Trial was had on April 7, 1954 and a verdict of guilty returned. Vigil was thereupon sentenced to the state penitentiary for life as an habitual criminal.
On February 4, 1957 a motion to set aside the sentence imposed was filed, and under the authority of Smalley v. People, 134 Colo. 360, 304 P.2d 902 the trial court set aside the previous sentence and resentenced Vigil nunc pro tunc to a term of not less than twenty-five years, nor more than thirty years, in the state penitentiary.
On September 26, 1957 Vigil sought and was granted a writ of error. We are not favored with a reporter's transcript of the evidence adduced on the trial, and note that the record was filed in this court on October 11, 1957, but the abstract, assignments of error and opening briefs were not filed until January 3, 1958. This, of course, is contrary to our rules governing procedure in this court in criminal cases. In the trial court Vigil was represented by counsel. In this court he appears pro se. We elect to overlook the late filing of the abstract of record, assignments of error and brief on behalf of Vigil.

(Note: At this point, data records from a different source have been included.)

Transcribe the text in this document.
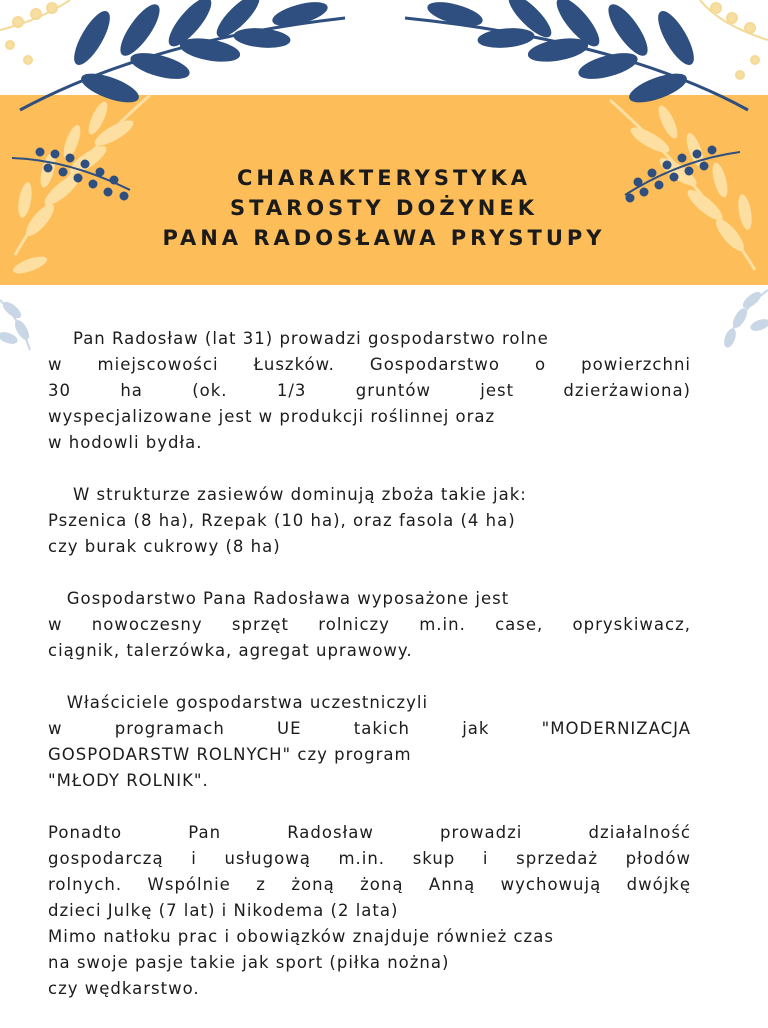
CHARAKTERYSTYKA
STAROSTY DOŻYNEK
PANA RADOSŁAWA PRYSTUPY

Pan Radosław (lat 31) prowadzi gospodarstwo rolne
w miejscowości Łuszków. Gospodarstwo o powierzchni
30 ha (ok. 1/3 gruntów jest dzierżawiona)
wyspecjalizowane jest w produkcji roślinnej oraz
w hodowli bydła.

W strukturze zasiewów dominują zboża takie jak:
Pszenica (8 ha), Rzepak (10 ha), oraz fasola (4 ha)
czy burak cukrowy (8 ha)

Gospodarstwo Pana Radosława wyposażone jest
w nowoczesny sprzęt rolniczy m.in. case, opryskiwacz,
ciągnik, talerzówka, agregat uprawowy.

Właściciele gospodarstwa uczestniczyli
w programach UE takich jak "MODERNIZACJA
GOSPODARSTW ROLNYCH" czy program
"MŁODY ROLNIK".

Ponadto Pan Radosław prowadzi działalność
gospodarczą i usługową m.in. skup i sprzedaż płodów
rolnych. Wspólnie z żoną żoną Anną wychowują dwójkę
dzieci Julkę (7 lat) i Nikodema (2 lata)
Mimo natłoku prac i obowiązków znajduje również czas
na swoje pasje takie jak sport (piłka nożna)
czy wędkarstwo.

In essence it is the contention of Vigil that the state had the duty of proving the prior convictions. Where, as here, a defendant enters a plea of guilty, such proof is not required. C.R.S.1953, 39-13-3. O'Day v. People, 114 Colo. 373, 166 P.2d 789. What would or would not constitute competent evidence to establish prima facie proof of former convictions under a plea of not guilty is not the matter to be here determined, the defendant having entered pleas of guilty to the charges of former convictions involved here.

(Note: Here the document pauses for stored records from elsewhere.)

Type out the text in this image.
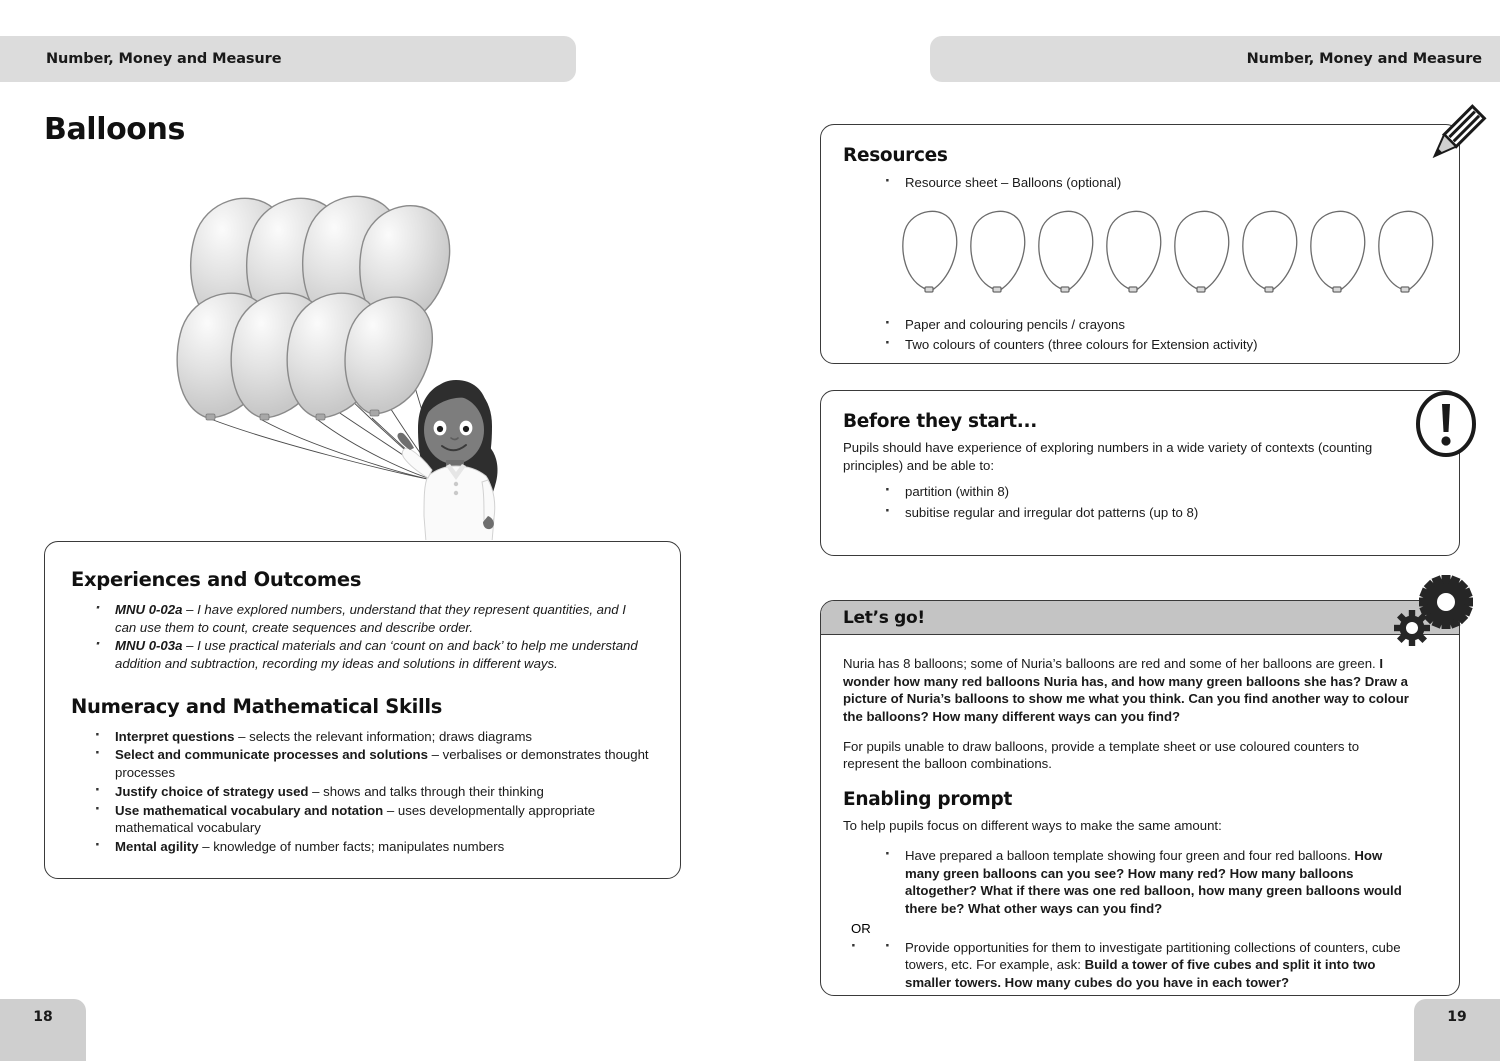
Number, Money and Measure	Number, Money and Measure
Balloons
Experiences and Outcomes
· MNU 0-02a – I have explored numbers, understand that they represent quantities, and I can use them to count, create sequences and describe order.
· MNU 0-03a – I use practical materials and can ‘count on and back’ to help me understand addition and subtraction, recording my ideas and solutions in different ways.
Numeracy and Mathematical Skills
· Interpret questions – selects the relevant information; draws diagrams
· Select and communicate processes and solutions – verbalises or demonstrates thought processes
· Justify choice of strategy used – shows and talks through their thinking
· Use mathematical vocabulary and notation – uses developmentally appropriate mathematical vocabulary
· Mental agility – knowledge of number facts; manipulates numbers
Resources
· Resource sheet – Balloons (optional)
· Paper and colouring pencils / crayons
· Two colours of counters (three colours for Extension activity)
Before they start...

Pupils should have experience of exploring numbers in a wide variety of contexts (counting principles) and be able to:

· partition (within 8)
· subitise regular and irregular dot patterns (up to 8)
Let’s go!

Nuria has 8 balloons; some of Nuria’s balloons are red and some of her balloons are green. I wonder how many red balloons Nuria has, and how many green balloons she has? Draw a picture of Nuria’s balloons to show me what you think. Can you find another way to colour the balloons? How many different ways can you find?

For pupils unable to draw balloons, provide a template sheet or use coloured counters to represent the balloon combinations.

Enabling prompt

To help pupils focus on different ways to make the same amount:

· Have prepared a balloon template showing four green and four red balloons. How many green balloons can you see? How many red? How many balloons altogether? What if there was one red balloon, how many green balloons would there be? What other ways can you find?
OR
· · Provide opportunities for them to investigate partitioning collections of counters, cube towers, etc. For example, ask: Build a tower of five cubes and split it into two smaller towers. How many cubes do you have in each tower?
18	19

Vigil contends that the Habitual Criminal Act, 39-13-1 is unconstitutional in that it is a special law not affecting equally others similarly situated; that it places the defendant in double jeopardy and that it requires the defendant in such case to be a witness against himself. We cannot agree. The same objections urged by Vigil have been raised in other jurisdictions and in every case the holdings have been adverse to defendant's contentions. The law is summarized in 24 C.J.S. Criminal Law § 1959, p. 1145, as follows:"Statutes which authorize a more severe penalty to be inflicted upon one convicted of a second or subsequent offense have been generally held valid, notwithstanding probation was granted as to the first offense, or the prosecutor is not required to file an habitual criminal charge against all individuals previously convicted, or the court failed to make findings of prior convictions in other cases. So such statutes have been held not invalid as against the objections that they inflict a double punishment for the same offense, that they inflict cruel or unusual punishment, or unreasonable punishment, that they deny accused a fair and impartial trial, or that they impose a penalty on crimes committed outside the jurisdiction. Likewise such a statute is not violative of a constitutional provision requiring that all penalties shall be proportioned to the nature of the offense; nor is it objectionable on the ground that it prescribes different punishment for different persons committing the same offense, or that it operates to make accused a witness against himself. * * *"
It is also stated in 22 C.J.S. Criminal Law § 239, p. 370:
"So also statutes authorizing an increased punishment for offenses subsequent to a first offense are not in violation of such constitutional provision (prohibitions against double jeopardy) as the increased punishment for the *322 latter offense is no part of that for the first; * * *."
See, also, Wright v. People, 116 Colo. 306, 181 P.2d 447.
Here the defendant was convicted of grand larceny, the punishment for which is not less than one nor more than ten years, C.R.S. '53, 40-5-2. Under C.R.S. '53, 39-13-1 a person convicted of any felony, who shall have been twice previously convicted of a felony, shall be adjudged an habitual criminal and punished by confinement in the penitentiary for a term not less than the longest term, or more than three times the longest term prescribed upon a first conviction. In the case before us a sentence of not less than ten or more than thirty years would be in accordance with the statute.
The judgment is affirmed.
HALL and SUTTON, JJ., not participating.